MovieBob - IntermissionCaptain America 3 Is About What?!MovieBob - Intermission - RSS 2.0
With Marvel's Civil War storyline making the jump to the movies, things are about to get interesting in the cinematic universe.
So, the bad guy (or, at least, the principal-antagonist) of Captain America 3 is... IRON MAN. And the film is either based-on, titled-after or both... Marvel's Civil War storyline.
That's a pretty big deal.
Well... okay. It's as "big" a deal as it can be, under the circumstances. It's both a feature and a bug of the Marvel Cinematic Universe that things can only get just so heavy, regardless of the circumstances. These are films based on adventure stories aimed alternately at 7-year-olds or nostalgic thirty-somethings that embrace that aspect of themselves more often than not, and as a result "stakes" are really kind of in flux. Yeah, Captain America: The Winter Soldier revealed that the U.S. military and intelligence services had been infiltrated for decades by what is effectively a Neo-Nazi paramilitary cult... but it's not like some endemic/systemic rot in the American machine itself was to blame.
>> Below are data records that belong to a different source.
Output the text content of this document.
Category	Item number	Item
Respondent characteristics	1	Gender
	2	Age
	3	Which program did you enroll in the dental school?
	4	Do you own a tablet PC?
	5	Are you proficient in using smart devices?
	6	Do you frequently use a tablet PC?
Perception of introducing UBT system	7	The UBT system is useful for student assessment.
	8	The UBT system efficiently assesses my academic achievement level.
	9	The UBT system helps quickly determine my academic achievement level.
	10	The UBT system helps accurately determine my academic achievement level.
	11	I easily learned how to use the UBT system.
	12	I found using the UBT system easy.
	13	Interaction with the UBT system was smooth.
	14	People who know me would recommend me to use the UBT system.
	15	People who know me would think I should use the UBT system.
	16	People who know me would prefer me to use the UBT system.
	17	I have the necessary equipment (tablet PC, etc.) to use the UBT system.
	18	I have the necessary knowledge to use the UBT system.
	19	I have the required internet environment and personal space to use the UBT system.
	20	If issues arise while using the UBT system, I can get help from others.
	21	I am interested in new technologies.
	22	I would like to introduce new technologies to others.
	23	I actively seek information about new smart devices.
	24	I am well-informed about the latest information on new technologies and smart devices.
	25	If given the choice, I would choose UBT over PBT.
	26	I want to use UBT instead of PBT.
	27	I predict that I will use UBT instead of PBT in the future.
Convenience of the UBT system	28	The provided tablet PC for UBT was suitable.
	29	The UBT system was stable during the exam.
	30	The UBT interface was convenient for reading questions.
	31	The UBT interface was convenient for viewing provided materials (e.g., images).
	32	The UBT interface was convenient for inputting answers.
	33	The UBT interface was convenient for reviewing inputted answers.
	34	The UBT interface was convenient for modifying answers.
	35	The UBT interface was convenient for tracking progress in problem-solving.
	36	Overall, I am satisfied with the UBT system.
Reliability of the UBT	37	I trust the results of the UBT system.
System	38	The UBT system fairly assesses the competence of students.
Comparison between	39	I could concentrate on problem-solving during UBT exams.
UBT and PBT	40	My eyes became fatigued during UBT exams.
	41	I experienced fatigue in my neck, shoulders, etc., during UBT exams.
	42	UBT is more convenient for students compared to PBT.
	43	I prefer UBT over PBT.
It was mostly the schemes of a dead Nazi super-scientist's brain living on inside a computer.
And besides, even if HYDRA had made their big evil plan work initially, eventually a curveball from one of the multiple gods, alien super-beings, etc, floating around out there would've changed the game a bit. Hell, pretty soon Doctor Strange will be running about, and if things get really bad that guy can just rewrite the time-space continuum to put things back in order. Point is, Civil War coming to the screen is as big a deal as can be in a universe where an alien invasion of Manhattan is just "that thing that happened that one time."
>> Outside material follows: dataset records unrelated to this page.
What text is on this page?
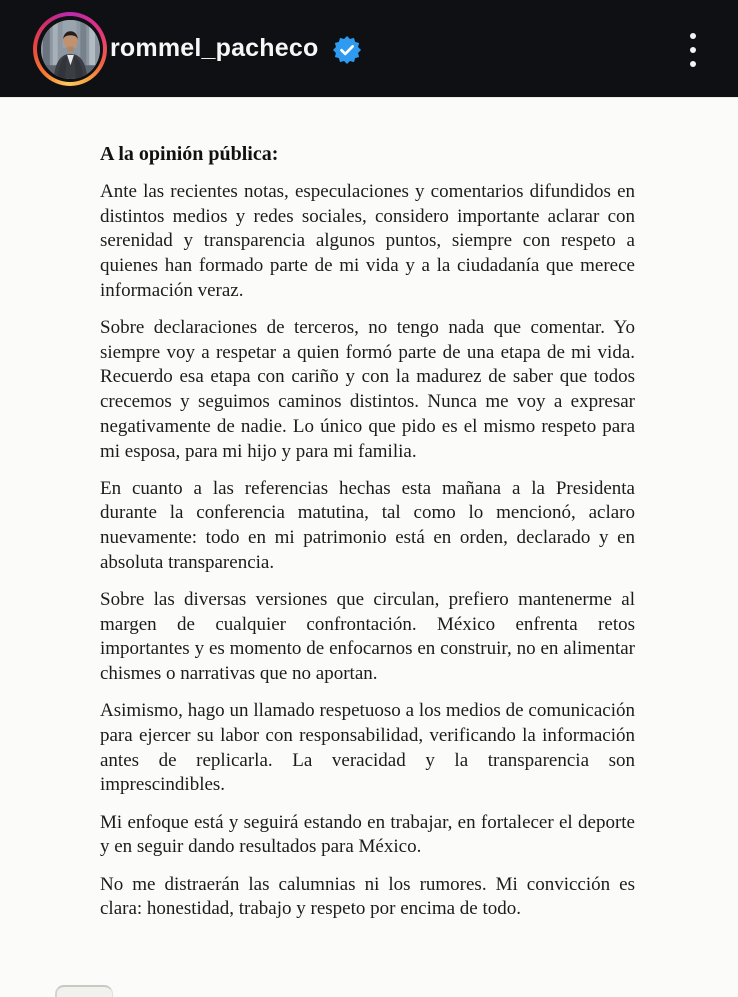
rommel_pacheco
A la opinión pública:

Ante las recientes notas, especulaciones y comentarios difundidos en distintos medios y redes sociales, considero importante aclarar con serenidad y transparencia algunos puntos, siempre con respeto a quienes han formado parte de mi vida y a la ciudadanía que merece información veraz.

Sobre declaraciones de terceros, no tengo nada que comentar. Yo siempre voy a respetar a quien formó parte de una etapa de mi vida. Recuerdo esa etapa con cariño y con la madurez de saber que todos crecemos y seguimos caminos distintos. Nunca me voy a expresar negativamente de nadie. Lo único que pido es el mismo respeto para mi esposa, para mi hijo y para mi familia.

En cuanto a las referencias hechas esta mañana a la Presidenta durante la conferencia matutina, tal como lo mencionó, aclaro nuevamente: todo en mi patrimonio está en orden, declarado y en absoluta transparencia.

Sobre las diversas versiones que circulan, prefiero mantenerme al margen de cualquier confrontación. México enfrenta retos importantes y es momento de enfocarnos en construir, no en alimentar chismes o narrativas que no aportan.

Asimismo, hago un llamado respetuoso a los medios de comunicación para ejercer su labor con responsabilidad, verificando la información antes de replicarla. La veracidad y la transparencia son imprescindibles.

Mi enfoque está y seguirá estando en trabajar, en fortalecer el deporte y en seguir dando resultados para México.

No me distraerán las calumnias ni los rumores. Mi convicción es clara: honestidad, trabajo y respeto por encima de todo.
Mainly, it's because bringing even the barest outline of Civil War (i.e. "Captain America and Iron Man are enemies now") to the screen is not only a type of story that the Marvel Cinematic Universe hasn't tackled yet, it's a signal that Marvel's grand cinematic experiment intends to keep diving deeper into the intricate eccentricities of their source material.
See, while Marvel Comics didn't invent the idea of superheroes fighting each other, they were the publisher that made it into a brand. Marvel heroes are tiered (or teamed) off from one another by varying levels of societal acceptance and legal alignment (a product of their mainly coming to be in the social-tumult of the 1960s). So it's not unusual to see (for example) upstanding, publicly-beloved, law-enforcement friendly figures like The Avengers bumping up against The X-Men, whose activities often skate significantly close to the edge of legality. Or for S.H.I.E.L.D., a government-backed military-espionage agency, going after ostensibly-"heroic" rogue elements like Punisher or The Hulk. Or for everyone to get into it with Spider-Man, because the universe just can't cut that guy a break. Sure, Marvel heroes tend to have their "arch-enemies," but they spend just as much time fighting each other.